On arriving home I am greeted with the smell of burnt hair and flesh. My husband is stood at the sink in his boxer shorts with his hand in a bowl of cold water. The site was humorous to see. He looked so sheepish and knew he had pushed to boundary to far this time. I give him the once over without even questioning what happened. Sophia was unfazed by the whole situation. Like it was an every day event that occurred in the house. Steve’s hand was a mess it was a hospital job. He had burnt his hand and down the right hand side of his rib cage. He was bloody lucky that the flames had not caught him further. Steve had contacted a few of his friends to see who would respond the fastest to get him to hospital. When his friend arrived he started fussing over Steve. I just stood there thinking well let him do it himself. I phone my eldest daughter Kayleigh requesting her to pick Sophia up from the hospital as we arrive. Who knows how long his treatment would take?
When at the hospital the pain from what he had done drove him to tears. Yes it hurts, but he had been warned. Part of me wants to reach out, but he pushes me away. My mind is in turmoil over what if’s? This man actually deserves no sympathy anyway. If I passed away tomorrow what life would Sophia have? How could I trust this man to take care of our daughters.
He soaked up the attention he received from the nursing staff. Accepting every bit of pain relief offered to him. When Kayleigh arrived she could not believe he had been so stupid. She left the hospital with Sophia telling her every detail.
Two hours later he had been bound up and sorted. A lift home was waiting outside the hospital from the same friend who brought us to the hospital.
Steve’s friend kept going over and over how could Steve have set himself alight. Rechecking his story for clues to the truth behind what he was saying. I honestly could not be bothered in talking about it. What is the point? My thoughts are on my two daughters who are waiting at home.
We are still trying to get to the bottom of the accident Steve had. None of it makes sense to me. He had thrown petrol on the barbeque pit to speed it up. The vapours from the gas must of ignited and burst out onto Steve’s clothing causing his nylon football t-shirt to melt. But the severity of his injuries leave loads of questions still not answered.
Ok I joke around with my eldest daughter saying, What if your granddad was behind this? After all he can see what a jack arse Steve can be. We chuckle at the thought of my father stood there thinking, Ok you want to play with fire now have a taste of this. The facts are my father was very much like that. If you want to learn the hard way, let me show you the impact would be his reply.

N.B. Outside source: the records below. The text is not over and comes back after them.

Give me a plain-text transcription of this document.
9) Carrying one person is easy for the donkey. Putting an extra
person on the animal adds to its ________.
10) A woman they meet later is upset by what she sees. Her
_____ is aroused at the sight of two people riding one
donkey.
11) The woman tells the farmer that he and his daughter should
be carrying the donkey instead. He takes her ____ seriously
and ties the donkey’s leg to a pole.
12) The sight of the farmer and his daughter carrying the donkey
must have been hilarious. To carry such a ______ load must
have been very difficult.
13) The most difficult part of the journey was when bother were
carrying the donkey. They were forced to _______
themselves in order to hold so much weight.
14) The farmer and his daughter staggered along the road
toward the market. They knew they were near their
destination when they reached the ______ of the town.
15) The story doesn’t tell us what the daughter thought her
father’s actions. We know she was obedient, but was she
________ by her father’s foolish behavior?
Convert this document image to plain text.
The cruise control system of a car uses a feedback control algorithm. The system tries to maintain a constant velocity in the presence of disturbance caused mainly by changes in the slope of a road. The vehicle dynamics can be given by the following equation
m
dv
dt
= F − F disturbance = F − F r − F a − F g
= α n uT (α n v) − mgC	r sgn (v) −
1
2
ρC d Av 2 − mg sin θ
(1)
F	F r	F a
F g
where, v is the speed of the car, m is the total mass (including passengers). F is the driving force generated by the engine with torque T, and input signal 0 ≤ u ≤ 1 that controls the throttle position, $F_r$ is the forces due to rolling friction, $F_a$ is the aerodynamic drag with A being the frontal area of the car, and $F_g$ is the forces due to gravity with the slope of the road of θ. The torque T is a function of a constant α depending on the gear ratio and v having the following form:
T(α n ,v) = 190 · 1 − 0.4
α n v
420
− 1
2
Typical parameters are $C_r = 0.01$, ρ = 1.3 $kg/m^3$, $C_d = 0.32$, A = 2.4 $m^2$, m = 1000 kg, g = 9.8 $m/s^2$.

Steve reckons something had it out for him that day because unless he had dowsed himself in petrol it does not make sense.
Kayleigh is disgusted by his total lack of responsibility. Accident or no accident Sophia was in the house alone with him. The fact Sophia is not fazed by the whole incident worries me.
“Daddy you should not play with fire. You could of been dead! You know fire can burn you.” Was her reply to the whole incident. Now if a five year old can sum the situation up so easily. Why can’t my husband?